The Landestheater Gotha was a neoclassical theatre in Gotha, Thuringia, Germany. It was built in the 1830s as Hoftheater Gotha (Gotha court theatre) and renamed in 1919. The building was destroyed by fire in 1945 during World War II and was demolished in 1958.

== History ==

Design by Schinkel for the Gotha court theatre

Ernest I, Duke of Saxe-Coburg and Gotha, planned two new theatres for his residences in Gotha and Coburg. He fought for his projects with the parliaments of the two areas. The building of the Neues Theater in Gotha, designed in neoclassical style by Karl Friedrich Schinkel, began in 1837. It was erected by the architect Gustav Eberhard. After three years of construction, it was opened on 2 January 1840, the Duke's 56th birthday.

The theatre features a foyer, a mirror hall, a hall with three tiers and a stage.
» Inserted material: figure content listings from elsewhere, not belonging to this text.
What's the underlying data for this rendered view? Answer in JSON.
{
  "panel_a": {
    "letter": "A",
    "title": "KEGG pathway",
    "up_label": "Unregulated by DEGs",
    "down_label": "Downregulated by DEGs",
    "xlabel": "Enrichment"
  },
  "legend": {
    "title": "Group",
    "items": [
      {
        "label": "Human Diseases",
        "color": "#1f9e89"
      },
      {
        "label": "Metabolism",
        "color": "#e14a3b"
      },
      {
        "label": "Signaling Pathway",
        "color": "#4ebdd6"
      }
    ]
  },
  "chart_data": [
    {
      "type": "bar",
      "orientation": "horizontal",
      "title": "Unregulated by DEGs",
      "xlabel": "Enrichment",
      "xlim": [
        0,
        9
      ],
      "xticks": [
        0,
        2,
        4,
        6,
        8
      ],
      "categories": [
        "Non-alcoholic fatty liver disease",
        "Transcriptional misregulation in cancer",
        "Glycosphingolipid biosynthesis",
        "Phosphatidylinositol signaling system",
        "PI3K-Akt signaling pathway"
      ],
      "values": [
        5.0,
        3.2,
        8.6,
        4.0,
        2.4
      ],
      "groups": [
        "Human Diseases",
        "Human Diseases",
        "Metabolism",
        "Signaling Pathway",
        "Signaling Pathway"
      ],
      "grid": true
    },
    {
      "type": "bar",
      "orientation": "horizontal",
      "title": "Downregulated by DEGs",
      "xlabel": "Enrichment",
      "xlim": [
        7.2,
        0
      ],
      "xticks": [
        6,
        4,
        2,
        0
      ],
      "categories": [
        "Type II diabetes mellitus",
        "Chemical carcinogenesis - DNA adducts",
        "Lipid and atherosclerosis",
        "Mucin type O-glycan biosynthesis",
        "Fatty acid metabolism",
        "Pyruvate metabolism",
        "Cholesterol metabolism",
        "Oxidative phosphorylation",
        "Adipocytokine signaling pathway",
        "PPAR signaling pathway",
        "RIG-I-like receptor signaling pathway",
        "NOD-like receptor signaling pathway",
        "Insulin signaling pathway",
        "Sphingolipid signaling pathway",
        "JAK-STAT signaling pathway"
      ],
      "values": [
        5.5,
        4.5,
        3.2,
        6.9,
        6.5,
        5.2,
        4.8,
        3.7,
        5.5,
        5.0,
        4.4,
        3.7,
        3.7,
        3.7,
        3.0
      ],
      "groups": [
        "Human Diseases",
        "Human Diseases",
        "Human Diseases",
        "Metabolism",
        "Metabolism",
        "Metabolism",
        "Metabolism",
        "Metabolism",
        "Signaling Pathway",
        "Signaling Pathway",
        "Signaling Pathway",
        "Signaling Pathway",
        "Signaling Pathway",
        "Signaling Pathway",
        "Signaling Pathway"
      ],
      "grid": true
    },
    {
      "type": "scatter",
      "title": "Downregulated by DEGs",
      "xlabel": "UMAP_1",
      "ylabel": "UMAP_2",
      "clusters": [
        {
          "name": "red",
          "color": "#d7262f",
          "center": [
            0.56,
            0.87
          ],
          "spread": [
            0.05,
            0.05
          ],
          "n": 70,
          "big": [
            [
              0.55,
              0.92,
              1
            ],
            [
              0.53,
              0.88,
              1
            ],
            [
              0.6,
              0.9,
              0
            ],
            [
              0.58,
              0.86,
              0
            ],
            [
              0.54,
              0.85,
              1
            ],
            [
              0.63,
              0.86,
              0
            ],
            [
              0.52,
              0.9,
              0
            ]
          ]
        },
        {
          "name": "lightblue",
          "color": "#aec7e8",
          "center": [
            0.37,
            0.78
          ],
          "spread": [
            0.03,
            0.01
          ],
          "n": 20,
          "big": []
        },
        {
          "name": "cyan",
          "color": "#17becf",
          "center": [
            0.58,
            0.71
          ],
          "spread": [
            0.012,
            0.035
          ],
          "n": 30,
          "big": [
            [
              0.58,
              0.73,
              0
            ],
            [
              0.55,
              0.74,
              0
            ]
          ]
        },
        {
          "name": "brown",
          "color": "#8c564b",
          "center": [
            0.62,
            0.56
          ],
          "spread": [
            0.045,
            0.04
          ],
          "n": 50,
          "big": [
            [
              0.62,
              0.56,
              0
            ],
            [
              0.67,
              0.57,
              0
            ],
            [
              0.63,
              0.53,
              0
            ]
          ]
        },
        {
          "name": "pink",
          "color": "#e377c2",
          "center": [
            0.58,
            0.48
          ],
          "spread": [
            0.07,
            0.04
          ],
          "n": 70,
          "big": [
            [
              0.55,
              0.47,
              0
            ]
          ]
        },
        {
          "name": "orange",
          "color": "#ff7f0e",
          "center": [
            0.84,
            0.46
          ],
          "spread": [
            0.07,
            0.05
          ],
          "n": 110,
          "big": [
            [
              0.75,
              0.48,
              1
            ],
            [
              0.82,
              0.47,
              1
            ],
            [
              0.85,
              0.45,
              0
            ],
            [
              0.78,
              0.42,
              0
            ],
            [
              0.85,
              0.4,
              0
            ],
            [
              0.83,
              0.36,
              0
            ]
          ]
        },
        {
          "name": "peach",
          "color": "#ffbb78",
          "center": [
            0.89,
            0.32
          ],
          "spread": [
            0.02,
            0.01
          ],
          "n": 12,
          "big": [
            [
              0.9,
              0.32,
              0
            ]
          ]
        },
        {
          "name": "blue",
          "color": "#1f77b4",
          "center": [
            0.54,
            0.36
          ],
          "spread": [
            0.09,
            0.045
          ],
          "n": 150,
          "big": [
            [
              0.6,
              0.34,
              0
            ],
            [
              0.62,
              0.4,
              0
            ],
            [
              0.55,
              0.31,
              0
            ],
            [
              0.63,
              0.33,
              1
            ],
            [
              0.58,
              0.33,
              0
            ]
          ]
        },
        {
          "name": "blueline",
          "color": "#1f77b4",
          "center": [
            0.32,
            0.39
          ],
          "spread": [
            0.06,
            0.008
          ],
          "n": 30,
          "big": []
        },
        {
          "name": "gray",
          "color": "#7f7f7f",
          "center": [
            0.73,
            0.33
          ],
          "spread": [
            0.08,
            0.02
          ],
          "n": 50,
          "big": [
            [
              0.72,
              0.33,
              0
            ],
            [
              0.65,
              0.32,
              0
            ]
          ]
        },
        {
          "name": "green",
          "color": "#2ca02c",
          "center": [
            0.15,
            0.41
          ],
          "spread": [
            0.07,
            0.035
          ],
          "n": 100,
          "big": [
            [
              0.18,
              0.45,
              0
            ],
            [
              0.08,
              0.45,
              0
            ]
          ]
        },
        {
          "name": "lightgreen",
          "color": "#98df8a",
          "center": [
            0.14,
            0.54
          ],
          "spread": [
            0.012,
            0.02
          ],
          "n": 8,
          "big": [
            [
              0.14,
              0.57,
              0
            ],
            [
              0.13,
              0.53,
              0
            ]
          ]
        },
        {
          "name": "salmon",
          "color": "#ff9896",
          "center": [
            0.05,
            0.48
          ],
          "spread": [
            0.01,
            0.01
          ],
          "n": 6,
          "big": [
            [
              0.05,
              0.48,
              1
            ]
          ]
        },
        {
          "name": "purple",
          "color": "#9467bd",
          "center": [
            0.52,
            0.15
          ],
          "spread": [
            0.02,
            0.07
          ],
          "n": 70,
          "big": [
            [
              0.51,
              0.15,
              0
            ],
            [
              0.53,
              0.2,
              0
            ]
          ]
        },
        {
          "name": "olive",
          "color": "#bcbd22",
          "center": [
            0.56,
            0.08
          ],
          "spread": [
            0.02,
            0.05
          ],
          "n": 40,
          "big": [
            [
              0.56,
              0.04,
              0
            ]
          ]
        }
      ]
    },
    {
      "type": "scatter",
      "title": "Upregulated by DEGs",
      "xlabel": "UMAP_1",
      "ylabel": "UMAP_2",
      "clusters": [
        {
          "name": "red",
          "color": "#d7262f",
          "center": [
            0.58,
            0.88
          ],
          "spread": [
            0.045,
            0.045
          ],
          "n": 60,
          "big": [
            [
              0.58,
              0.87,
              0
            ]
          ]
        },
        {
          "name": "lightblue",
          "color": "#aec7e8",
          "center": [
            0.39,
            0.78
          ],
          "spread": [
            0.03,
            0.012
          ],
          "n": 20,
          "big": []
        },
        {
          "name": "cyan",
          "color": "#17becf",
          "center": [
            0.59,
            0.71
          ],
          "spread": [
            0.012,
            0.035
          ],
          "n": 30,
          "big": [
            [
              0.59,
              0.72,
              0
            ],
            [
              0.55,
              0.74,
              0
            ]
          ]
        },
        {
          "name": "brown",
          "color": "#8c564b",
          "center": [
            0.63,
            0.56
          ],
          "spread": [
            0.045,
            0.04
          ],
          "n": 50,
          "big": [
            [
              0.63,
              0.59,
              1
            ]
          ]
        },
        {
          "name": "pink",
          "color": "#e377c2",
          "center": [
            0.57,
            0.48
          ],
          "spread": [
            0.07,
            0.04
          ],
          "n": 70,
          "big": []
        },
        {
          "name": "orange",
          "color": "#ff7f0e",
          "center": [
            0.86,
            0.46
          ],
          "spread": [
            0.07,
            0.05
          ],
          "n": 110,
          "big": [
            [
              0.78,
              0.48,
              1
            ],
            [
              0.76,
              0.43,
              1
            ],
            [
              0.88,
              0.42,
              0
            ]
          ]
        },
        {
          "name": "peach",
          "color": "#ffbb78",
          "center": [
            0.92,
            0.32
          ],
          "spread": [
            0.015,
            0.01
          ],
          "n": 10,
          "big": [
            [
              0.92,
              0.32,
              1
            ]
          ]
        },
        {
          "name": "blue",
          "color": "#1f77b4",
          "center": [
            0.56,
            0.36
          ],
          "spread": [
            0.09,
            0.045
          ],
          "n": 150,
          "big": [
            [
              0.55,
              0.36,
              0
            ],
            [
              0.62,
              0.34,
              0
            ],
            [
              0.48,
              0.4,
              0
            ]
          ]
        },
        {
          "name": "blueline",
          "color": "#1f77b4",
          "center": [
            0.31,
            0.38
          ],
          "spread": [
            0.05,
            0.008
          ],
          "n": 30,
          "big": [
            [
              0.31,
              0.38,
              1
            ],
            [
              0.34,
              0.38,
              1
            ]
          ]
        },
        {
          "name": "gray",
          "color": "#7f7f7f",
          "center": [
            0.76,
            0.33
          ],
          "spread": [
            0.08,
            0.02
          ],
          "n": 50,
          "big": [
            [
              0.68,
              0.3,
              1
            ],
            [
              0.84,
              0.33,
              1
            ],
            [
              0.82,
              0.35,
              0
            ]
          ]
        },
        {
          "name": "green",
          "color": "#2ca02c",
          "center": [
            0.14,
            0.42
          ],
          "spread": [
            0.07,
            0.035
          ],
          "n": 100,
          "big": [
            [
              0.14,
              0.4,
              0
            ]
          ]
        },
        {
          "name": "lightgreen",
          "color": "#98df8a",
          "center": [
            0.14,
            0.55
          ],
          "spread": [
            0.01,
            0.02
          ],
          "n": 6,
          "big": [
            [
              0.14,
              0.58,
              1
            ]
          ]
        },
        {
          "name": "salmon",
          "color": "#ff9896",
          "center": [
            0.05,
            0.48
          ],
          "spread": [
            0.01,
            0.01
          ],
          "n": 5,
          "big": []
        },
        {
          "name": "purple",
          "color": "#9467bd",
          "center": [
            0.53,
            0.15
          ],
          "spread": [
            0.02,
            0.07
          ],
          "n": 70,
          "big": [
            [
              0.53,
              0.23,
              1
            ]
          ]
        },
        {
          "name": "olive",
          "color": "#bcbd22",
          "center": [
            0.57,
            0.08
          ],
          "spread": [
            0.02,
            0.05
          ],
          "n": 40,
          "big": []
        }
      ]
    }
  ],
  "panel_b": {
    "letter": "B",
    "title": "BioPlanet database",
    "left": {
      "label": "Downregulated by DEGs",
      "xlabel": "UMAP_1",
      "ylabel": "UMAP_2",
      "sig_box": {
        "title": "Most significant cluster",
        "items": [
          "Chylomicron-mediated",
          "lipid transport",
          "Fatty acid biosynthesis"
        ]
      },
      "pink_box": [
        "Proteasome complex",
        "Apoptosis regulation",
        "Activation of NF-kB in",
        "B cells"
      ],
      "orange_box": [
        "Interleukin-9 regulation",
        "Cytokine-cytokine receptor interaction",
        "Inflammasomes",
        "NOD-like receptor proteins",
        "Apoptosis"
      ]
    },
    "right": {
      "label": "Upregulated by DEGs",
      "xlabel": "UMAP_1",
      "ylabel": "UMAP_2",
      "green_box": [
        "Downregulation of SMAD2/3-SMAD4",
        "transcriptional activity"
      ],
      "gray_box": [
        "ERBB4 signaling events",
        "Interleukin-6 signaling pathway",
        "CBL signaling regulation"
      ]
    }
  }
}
It was expanded in 1861/62. A southern expansion held the foyer.

Ernest I, Duke of Saxe-Coburg and Gotha, initiated a second period of theatre, with a new focus on drama. The company usually played alternating in the two residencies, in Gotha normally from January to end of April, during the Duke's attendance at the place. In 1919, the theatre became the Landestheater Gotha.

On 3 April 1945, munition exploded near the theatre, and it was destroyed by fire. The ruin was demolished in 1958, against protest from the citizens and replaced by a highriser meant to serve as a hotel for a sports event. the highriser was demolished in 1998 and replaced by a department store.